NORTHBROOK — John Gerbin, on a visit to the Glenview Public Library, was moved by a painting he had seen in an art show there.

“It was painted by a fellow named Billy Borgerd,” he said.

“I thought it was so cool.”

He had been struck by the composition and use of color in a painting in a temporary show of the North Shore studio of Arts of Life, an organization that brings visual and performance art to people with developmental and intellectual disabilities.

Gerbin bought the painting, which now hangs in his family’s front room.

As it turned out, Arts of Life’s Glenview studio needed some work, and he knows a lot of people who know how to do that kind of work. Gerbin is the delivery manager of the Lowe’s Home Improvement store in Northbrook’s Willow Festival shopping center.

He’s also on the store’s Voice Team, a fixture in the chain of stores that keeps employees abreast of company news, and, he said, “tries to boost morale – people get to know each other well.”

The group also helps plan what might become new missions of the “Lowe’s Heroes” program. That’s how it came to pass that more than a dozen Lowe’s employees wound up at 1963 Johns Drive, Glenview, Aug. 14, repainting the green walls of the Arts of Life gallery-foyer a more gallery-like off-white.

Some of them built a rolling art display wall at the Northbrook store, which they brought over to the studio for painting in its new home.

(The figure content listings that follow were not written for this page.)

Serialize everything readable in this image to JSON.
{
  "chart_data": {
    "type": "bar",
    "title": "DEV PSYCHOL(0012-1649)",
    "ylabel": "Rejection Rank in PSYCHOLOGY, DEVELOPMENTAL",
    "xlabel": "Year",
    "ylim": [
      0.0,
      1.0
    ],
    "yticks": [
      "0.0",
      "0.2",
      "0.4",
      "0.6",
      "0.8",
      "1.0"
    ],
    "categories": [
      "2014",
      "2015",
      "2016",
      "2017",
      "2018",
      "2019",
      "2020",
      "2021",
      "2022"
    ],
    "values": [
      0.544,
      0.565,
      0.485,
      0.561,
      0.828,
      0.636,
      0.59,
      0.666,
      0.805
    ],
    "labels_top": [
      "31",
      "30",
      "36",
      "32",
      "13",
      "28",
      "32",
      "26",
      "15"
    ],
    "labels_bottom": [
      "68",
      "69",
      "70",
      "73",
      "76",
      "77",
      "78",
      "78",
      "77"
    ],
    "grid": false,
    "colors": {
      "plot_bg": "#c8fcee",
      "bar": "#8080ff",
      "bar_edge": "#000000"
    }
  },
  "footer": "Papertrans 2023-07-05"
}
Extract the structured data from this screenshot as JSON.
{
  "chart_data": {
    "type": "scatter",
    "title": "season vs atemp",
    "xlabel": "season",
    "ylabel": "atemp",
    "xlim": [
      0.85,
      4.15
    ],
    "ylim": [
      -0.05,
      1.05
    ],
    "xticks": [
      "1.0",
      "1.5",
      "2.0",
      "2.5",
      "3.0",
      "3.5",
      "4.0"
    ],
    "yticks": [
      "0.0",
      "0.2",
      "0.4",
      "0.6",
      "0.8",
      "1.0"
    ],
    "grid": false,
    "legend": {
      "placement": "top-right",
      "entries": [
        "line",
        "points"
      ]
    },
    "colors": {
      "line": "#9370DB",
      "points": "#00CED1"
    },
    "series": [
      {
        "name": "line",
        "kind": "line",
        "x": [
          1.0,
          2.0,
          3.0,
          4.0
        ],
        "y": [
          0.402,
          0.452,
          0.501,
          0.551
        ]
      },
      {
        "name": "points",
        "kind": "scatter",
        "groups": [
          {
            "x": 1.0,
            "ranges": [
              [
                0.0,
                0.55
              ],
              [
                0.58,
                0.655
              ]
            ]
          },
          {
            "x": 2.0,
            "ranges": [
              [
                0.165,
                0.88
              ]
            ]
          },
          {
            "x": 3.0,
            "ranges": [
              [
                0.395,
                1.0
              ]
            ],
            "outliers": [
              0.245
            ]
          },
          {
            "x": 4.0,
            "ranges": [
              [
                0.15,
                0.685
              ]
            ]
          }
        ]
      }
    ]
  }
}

“It’s not for Lowe’s, it’s for them,” said Lowe’s employee Roger Sullivan, who nevertheless seems to get a big kick out of his company’s outreach program. He had been thrilled to demolish and replace a kitchen in a group home in Skokie, and he said he felt privileged to work at Arts of Life – and apparently at Lowe’s, as well.

He left the company, then came back, and now said, “We feel like a family.”

The work he and his ersatz relatives did Aug. 13 will help prepare for an unusual show at the Glenview studio at 6 p.m. – 8 p.m. Sept. 5.

The second annual “Sketchbook Swap Exhibition” is the culmination of five months of North Shore studio artists exchanging work with counterparts in the Chicago studio at 2010 W. Carroll Ave.

“At the end of the project, each artist picks his favorite” work of his “art pen-pal” for the exhibition, Arts Coordinator John Sharp said.

And it helps each artist’s own work to study someone else’s, Development Director Emily Smith said. “They’re inspired by one another,” she said.

The program allows dozens of mostly young people to have a place to find supervised self-expression for about six hours a day.

“I get to draw pictures, and paint, “ Danny Frownfelter said, grinning.

“We have a lot of happy people here,” Smith said.